As a Burden of Obstructive Lung Disease (BOLD) collaboration, we studied the prevalence of chronic obstructive pulmonary disease (COPD) and its associated risk factors in a suburban population in Malaysia.


Nonhospitalized men or women of age ≥ 40 years from a Penang district were recruited by stratified simple random sampling. Participants completed detailed questionnaires on respiratory symptoms and exposure to COPD risk factors. Prebronchodilator and post-bronchodilator spirometry conducted was standardized across all international BOLD sites in device and data quality control.


Of the 1218 individuals recruited for the study, 663 (340 men and 323 women) had complete questionnaire data and acceptable post-bronchodilator spirometry. The estimated population prevalence of Global Initiative for Chronic Obstructive Lung Disease (GOLD) ≥ stage I was 6.5% or 3.4% based on either fixed forced expiratory volume in 1 s/forced vital capacity ratio of <0.7 or National Health and Nutritional Examination Survey-derived lower limit of normal ratio while the prevalence of GOLD ≥ stage II was either 4.6% or 3.1%, respectively. Multivariate logistic regression analysis showed independent association between all stages of COPD with cigarette smoking pack years (adjusted odds ratio per 10-year increase: 1.73; 95% confidence interval: 1.09–2.75), use of biomass fuel for cooking (1.61; 1.10–2.36) and exposure to dusty job (1.50; 1.09–2.06).
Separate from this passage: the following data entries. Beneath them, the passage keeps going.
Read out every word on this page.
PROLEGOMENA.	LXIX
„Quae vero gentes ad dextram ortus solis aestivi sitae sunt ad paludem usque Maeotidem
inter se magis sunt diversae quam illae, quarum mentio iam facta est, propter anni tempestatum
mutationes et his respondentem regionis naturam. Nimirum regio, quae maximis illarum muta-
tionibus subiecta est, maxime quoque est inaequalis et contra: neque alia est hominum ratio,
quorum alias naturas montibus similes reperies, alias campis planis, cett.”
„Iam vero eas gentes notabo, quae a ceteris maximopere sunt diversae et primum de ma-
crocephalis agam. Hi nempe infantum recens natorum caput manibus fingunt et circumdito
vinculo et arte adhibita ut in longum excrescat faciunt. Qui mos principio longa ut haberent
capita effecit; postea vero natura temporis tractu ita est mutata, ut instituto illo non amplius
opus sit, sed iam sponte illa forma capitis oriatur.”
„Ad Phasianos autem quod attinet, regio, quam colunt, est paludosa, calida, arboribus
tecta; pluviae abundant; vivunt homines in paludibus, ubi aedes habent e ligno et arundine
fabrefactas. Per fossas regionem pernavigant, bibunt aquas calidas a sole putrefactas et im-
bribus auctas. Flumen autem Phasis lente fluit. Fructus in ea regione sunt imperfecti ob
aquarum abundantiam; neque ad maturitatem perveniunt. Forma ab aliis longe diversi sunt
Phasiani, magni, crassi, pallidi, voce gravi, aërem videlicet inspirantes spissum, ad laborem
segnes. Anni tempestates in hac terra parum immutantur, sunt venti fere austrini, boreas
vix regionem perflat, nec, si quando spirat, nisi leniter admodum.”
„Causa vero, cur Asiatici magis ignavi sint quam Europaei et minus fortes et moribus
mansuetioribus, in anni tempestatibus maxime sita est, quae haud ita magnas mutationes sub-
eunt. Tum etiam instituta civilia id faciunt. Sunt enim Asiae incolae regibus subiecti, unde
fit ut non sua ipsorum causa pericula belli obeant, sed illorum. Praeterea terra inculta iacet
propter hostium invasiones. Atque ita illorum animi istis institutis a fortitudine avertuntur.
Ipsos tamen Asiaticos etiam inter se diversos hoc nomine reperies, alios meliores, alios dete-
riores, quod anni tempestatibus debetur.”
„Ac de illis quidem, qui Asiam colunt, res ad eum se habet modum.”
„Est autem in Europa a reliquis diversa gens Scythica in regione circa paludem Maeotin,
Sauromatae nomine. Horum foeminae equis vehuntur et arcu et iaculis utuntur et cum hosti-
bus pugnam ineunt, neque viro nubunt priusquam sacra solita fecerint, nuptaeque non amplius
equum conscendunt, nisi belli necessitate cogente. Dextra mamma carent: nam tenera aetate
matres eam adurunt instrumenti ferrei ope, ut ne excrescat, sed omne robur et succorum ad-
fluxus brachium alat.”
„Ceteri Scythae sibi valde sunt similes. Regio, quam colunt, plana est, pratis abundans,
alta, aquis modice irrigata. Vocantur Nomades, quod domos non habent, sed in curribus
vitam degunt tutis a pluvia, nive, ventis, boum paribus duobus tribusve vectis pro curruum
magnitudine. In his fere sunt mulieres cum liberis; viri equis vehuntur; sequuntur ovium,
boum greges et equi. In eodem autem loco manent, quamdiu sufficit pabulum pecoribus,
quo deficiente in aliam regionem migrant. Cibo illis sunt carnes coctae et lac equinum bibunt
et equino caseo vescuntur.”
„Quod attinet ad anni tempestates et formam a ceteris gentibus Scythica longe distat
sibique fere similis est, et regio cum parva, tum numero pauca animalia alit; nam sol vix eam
This study represented the first robust population-based epidemiology data on COPD for Malaysia. Compared with other sites globally, our estimated population prevalence was relatively low. In addition to cigarette smoking, use of biomass fuel and exposure to dusty job represented significant risk to the development of COPD.

As part of BOLD collaboration, the estimated prevalence of COPD in a suburban population of Malaysia was low compared with most sites globally. Cigarette smoking, biomass burning and exposure to dusty jobs are risk factors for COPD development. This represented the first robust population-based epidemiology data for Malaysia.